By any measure, the man in the tomb was clearly an important, high-status individual for his time—perhaps a great warrior, given the military nature of many of the artifacts, or a king.
But who was he?
At this point, no one knows. There are no historical records that would provide a hint to his individual identity. But the burial goods could provide some clues to his status and occupation. Although the shaft tomb is located within the territory of the town of Chora (ancient Pylos) not far from the excavated remains of the Mycenaean Palace of Nestor (of Homeric legend) in southwestern Greece, it became clear that a substantial portion of the tomb’s objects actually originated in Crete, exhibiting a characteristic Minoan (3650 – 1450 B.C.) style and technique that differentiated from other objects more typically identified with mainland Greece in the 15th century B.C. Thus, given the nature of some of the key artifacts and the dating of the shaft tomb and its contents, archaeologists could see that there was an apparent Minoan connection here. “We are in the period subsequent to the eruption of the Thera volcano, in a time of intense interaction between the Greek mainland and the so-called Minoan “New Palaces,” says Stocker.
The Thera volcano is today a caldera remnant that forms the present-day island of Santorini (anciently known as Thera), a member of the Cyclades islands southeast of Greece.

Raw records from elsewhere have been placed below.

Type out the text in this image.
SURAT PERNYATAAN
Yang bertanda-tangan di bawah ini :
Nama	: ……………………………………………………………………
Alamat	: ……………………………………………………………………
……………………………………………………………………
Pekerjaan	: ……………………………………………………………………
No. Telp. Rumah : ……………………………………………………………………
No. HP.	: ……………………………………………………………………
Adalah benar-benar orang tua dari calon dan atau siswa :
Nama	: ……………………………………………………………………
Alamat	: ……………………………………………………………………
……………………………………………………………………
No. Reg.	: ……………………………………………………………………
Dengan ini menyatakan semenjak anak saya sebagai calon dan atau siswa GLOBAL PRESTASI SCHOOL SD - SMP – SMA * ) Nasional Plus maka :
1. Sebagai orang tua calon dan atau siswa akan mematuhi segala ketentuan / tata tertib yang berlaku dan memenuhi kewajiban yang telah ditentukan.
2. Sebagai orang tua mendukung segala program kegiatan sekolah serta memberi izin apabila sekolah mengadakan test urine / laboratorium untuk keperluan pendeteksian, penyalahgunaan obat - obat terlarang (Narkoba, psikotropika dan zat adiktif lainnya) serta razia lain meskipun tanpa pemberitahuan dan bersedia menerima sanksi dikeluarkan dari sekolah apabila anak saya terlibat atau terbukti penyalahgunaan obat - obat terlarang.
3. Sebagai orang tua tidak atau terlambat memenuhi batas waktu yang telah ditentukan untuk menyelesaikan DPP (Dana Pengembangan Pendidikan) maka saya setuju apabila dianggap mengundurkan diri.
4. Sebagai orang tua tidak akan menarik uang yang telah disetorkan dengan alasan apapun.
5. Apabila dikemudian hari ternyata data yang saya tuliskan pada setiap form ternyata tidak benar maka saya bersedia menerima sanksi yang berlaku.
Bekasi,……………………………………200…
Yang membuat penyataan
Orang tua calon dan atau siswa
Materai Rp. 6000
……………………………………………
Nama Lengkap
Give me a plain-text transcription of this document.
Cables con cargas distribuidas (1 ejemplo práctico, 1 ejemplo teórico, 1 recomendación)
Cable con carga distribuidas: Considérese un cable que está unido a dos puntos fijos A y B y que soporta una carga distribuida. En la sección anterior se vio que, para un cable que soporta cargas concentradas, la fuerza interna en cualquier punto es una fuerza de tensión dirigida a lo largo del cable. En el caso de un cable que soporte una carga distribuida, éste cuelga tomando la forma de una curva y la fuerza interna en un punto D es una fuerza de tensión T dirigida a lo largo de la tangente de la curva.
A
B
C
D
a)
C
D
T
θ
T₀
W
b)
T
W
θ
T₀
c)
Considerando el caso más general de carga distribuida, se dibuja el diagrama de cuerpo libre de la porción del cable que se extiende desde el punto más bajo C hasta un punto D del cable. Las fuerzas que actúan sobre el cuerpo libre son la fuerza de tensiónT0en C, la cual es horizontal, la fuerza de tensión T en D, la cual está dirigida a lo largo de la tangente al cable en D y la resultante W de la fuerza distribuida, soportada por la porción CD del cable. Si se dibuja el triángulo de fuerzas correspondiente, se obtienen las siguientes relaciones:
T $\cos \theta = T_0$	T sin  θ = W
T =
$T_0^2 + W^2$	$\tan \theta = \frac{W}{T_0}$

In the 17th century B.C., it was a fully formed volcano, the most prominent landmark of an island that was home to Akrotiri, a major Minoan city. But around 1600 B.C. the volcano’s massive eruption and destruction buried the Minoan presence there and profoundly affected the entire Minoan civilization, including their main settlements on Crete. The Minoans subsequently rebuilt their destroyed Cretan settlements and palaces at Knossos, Phaistos, Zakros and Malia. It was the time period of these new palaces that witnessed extensive contact and trade between Minoan Crete and the emerging Mycenaean civilization on mainland Greece. The influence can be seen, for example, with the evidence of Minoan handcrafted items on the Greek mainland, indicating a likelihood that the ruling houses of Mycenae were connected to the Minoan trade network. To possess goods of fine Minoan craftsmanship would be considered a sign of status, wealth and prestige. “This latest find is not the grave of the legendary King Nestor, who [according to Greek mythology] headed a contingent of Greek forces at Troy in Homer’s ‘Iliad’,” said Stocker. “Nor is it the grave of his father, Neleus. This find may be even more important because the warrior pre-dates the time of Nestor and Neleus by, perhaps, 200 or 300 years. That means he was likely an important figure at a time when this part of Greece was being indelibly shaped by close contact with Crete, Europe’s first advanced civilization.”*
It was centuries later when the so-called Palace of Nestor was built, not far from the newly discovered shaft tomb. Destroyed by fire around 1200 B.C., the Late Helladic period structure has been widely identified as being associated with Mycenaean-era Pylos, a coastal city and center of a significant Mycenaean kingdom that once ruled within the present-day region of Messenia. Pylos and the palace were noted as important locations in Homer’s Odyssey, where Homer writes that beach sacrifices were made. Its architectural remains can still be seen, consisting of two stories featuring storerooms, workshops, reception rooms, baths, and wells. Archaeologists uncovered 1,000 Linear B tablets at the site. The remains of the Palace were first uncovered in 1939 by UC archaeologist Carl Blegen, along with Konstantinos Kourouniotis, director of the National Archaeological Museum. Stocker and her colleagues do not know at this point what relationship the man in the tomb may have had with the fore-runners of the Pylos kingdom centered at the Palace of Nestor, but they suggest he may have played an important role in laying the foundations of the kingdom.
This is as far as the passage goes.